Image scoring methods

• Old Scoring
• New Scoring
• New Scoring using corrected crop region

Old Scoring

We score the cropped region by pixel intensities (0-255). Where 0 is black and 255 is white. Initially we found that within that range some pixel intensities acted as noise to
the signal, and were ignored.

New Scoring (coming into app.musclesound.com 11/11/2014)

We will score the cropped region in the range (0-75). Pixel intensity 75 is the threshold value between connective tissue and muscle fibers. All of the intensities darker than
75 are valuable in the measurement of glycogen content.
Corrected crop region

There were a noticeable amount of images that were cropped incorrectly.

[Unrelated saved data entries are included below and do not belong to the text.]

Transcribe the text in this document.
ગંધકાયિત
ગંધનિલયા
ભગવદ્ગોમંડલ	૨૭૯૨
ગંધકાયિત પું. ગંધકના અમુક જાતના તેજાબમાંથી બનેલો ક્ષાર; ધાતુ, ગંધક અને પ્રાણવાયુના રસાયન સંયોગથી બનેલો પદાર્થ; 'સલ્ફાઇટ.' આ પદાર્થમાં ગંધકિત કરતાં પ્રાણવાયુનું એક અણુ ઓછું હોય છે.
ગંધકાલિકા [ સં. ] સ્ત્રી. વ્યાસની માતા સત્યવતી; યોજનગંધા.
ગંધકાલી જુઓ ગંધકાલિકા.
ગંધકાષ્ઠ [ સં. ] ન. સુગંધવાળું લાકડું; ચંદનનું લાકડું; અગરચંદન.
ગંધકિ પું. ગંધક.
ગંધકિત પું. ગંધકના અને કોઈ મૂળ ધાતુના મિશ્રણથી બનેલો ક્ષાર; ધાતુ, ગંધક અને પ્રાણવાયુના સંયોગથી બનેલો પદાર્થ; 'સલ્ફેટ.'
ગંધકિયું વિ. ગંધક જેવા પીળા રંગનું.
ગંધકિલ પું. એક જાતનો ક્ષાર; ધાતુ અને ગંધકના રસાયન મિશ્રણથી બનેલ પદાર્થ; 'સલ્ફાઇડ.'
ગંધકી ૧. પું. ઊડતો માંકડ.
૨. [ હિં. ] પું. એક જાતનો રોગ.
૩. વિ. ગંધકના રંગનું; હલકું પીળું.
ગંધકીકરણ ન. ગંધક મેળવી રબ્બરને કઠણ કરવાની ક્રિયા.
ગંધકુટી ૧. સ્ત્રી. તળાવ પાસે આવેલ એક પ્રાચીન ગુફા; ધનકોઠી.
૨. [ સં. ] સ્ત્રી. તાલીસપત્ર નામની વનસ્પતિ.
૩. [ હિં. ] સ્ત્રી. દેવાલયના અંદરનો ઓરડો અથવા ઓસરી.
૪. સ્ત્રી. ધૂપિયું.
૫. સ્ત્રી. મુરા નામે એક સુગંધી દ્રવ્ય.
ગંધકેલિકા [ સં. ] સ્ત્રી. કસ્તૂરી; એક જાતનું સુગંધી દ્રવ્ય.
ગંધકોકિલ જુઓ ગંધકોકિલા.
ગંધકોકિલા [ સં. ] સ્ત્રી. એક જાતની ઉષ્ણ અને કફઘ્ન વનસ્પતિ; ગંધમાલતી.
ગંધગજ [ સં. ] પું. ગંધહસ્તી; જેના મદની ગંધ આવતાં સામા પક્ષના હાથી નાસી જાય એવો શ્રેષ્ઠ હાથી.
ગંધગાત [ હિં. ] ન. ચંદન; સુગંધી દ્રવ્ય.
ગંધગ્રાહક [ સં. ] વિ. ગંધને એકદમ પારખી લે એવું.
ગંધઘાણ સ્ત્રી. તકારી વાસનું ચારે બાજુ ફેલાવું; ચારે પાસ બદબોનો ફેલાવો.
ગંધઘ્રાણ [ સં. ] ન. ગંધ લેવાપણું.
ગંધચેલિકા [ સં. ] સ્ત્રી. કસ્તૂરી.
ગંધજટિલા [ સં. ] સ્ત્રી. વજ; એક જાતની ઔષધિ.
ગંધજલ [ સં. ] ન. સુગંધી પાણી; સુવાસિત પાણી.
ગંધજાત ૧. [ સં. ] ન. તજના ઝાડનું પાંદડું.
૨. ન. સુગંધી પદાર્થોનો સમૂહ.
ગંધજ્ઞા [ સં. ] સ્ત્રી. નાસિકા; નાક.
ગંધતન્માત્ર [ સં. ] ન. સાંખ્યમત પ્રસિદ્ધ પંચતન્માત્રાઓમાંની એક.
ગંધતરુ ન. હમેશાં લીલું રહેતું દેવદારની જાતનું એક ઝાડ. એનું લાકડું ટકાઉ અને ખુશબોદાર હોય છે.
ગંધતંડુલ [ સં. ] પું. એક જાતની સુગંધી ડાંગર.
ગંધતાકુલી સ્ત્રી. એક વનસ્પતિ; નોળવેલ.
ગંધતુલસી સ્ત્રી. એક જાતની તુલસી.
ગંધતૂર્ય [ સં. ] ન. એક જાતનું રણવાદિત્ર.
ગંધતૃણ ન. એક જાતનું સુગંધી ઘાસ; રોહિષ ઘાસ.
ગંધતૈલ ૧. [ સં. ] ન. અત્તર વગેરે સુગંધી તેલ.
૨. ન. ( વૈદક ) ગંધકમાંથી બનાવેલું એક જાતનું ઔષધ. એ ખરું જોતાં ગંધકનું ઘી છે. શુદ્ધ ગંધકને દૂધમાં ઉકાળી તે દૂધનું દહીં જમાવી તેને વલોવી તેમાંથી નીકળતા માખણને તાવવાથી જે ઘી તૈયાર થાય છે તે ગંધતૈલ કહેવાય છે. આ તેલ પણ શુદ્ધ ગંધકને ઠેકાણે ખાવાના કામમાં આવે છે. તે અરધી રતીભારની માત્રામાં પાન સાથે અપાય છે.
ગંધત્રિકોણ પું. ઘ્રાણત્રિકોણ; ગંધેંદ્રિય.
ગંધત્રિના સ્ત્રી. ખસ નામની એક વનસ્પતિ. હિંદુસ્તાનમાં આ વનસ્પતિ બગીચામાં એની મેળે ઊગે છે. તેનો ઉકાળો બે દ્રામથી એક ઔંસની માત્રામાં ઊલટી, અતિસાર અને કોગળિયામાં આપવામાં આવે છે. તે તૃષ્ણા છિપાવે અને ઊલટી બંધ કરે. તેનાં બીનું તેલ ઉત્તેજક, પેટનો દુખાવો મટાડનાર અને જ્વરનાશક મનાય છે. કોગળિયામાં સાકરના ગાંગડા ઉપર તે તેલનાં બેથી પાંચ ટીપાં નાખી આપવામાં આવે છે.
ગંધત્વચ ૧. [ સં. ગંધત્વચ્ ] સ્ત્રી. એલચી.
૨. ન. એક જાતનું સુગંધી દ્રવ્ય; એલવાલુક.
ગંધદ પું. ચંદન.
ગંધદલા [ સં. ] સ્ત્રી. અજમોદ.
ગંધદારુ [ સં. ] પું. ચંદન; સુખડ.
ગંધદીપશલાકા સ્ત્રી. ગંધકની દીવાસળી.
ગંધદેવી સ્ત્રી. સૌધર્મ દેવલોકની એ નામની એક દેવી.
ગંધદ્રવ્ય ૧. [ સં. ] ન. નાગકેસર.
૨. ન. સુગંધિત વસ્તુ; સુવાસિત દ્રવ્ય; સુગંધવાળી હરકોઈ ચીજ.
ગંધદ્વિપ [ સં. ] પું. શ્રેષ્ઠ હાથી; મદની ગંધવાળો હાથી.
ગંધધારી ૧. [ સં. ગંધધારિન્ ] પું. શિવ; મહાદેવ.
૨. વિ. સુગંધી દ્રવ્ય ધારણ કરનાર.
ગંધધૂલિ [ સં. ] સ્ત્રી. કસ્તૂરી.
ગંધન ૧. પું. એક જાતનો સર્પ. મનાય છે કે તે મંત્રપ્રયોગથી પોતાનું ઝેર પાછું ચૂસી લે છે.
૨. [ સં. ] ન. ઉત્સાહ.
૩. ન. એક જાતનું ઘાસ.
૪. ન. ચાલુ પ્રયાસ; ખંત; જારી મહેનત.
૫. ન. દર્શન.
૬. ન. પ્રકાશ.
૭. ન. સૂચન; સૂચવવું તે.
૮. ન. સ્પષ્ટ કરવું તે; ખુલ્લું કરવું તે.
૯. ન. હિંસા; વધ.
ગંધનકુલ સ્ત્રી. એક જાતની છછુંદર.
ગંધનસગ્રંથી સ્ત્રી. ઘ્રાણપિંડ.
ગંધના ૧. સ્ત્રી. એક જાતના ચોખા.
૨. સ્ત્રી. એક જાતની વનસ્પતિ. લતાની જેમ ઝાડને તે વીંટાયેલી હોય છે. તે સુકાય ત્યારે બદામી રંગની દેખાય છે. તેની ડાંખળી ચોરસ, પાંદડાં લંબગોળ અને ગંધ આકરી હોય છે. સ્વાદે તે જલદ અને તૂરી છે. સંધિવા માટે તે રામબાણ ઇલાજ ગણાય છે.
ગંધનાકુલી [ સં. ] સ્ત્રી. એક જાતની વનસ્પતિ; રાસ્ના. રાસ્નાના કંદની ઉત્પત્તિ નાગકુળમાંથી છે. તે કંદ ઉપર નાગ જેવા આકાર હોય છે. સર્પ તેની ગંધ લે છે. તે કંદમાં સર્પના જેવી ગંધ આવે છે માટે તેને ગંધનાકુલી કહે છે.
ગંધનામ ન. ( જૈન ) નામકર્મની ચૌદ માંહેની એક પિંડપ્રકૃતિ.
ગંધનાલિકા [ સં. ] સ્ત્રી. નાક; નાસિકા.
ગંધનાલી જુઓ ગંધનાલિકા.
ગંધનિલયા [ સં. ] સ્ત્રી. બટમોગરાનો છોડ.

If an images crop value was much different than they normally are for that muscle, the crop value was adjusted to the median crop value of all of the images for that muscle
Analysis

This study is most interested in quantifying the variance of MuscleSound scores in two ways. * Intra Operator variability - Variance of scores for each scanner * Inter
Operator variability - Variance of scores between different scanners

Intra operator variability

Variation by scoring method

The scoring method had little effect on this study. The variations fit within the bounds of the way MuscleSound rounds raw scores by 5’s. The median variations were under
2.5 points.
Variation overtime

Did the scanners improve over time? How long did it take them to get to a certain level of competance? This chart shows that the scanners improved during the first week,
and retained that level of competance.
Variation by scanner

The scanners all had generally about the same level of variance. KAB had the best results, while RPN produced more variance in their scores.
Variation by muscle

Each of the muscles scanned had the same type of variance. The Lateral Gastrocnemius had the least amount of variance.
Inter operator variability

Variation by scoring method

The scoring method had little effect on this study. The variations increased slightly when measured between scanners from a median of 2.5 points to 3.5 points
Conclusion

• The variation of scores in this study closely relates to the variation of scores across all of the images in the MuscleSound system. The repeatability results match the
expectations of regular MuscleSound use.
• The improved scoring method, will have little effect on this study
• Incorrectly cropped images have a limited affect on the variation of scores in this study because, the improved score does not change very much and/or there are not
a significant amount of incorrectly cropped images.
• Scanners can become competant in taking images very quickly.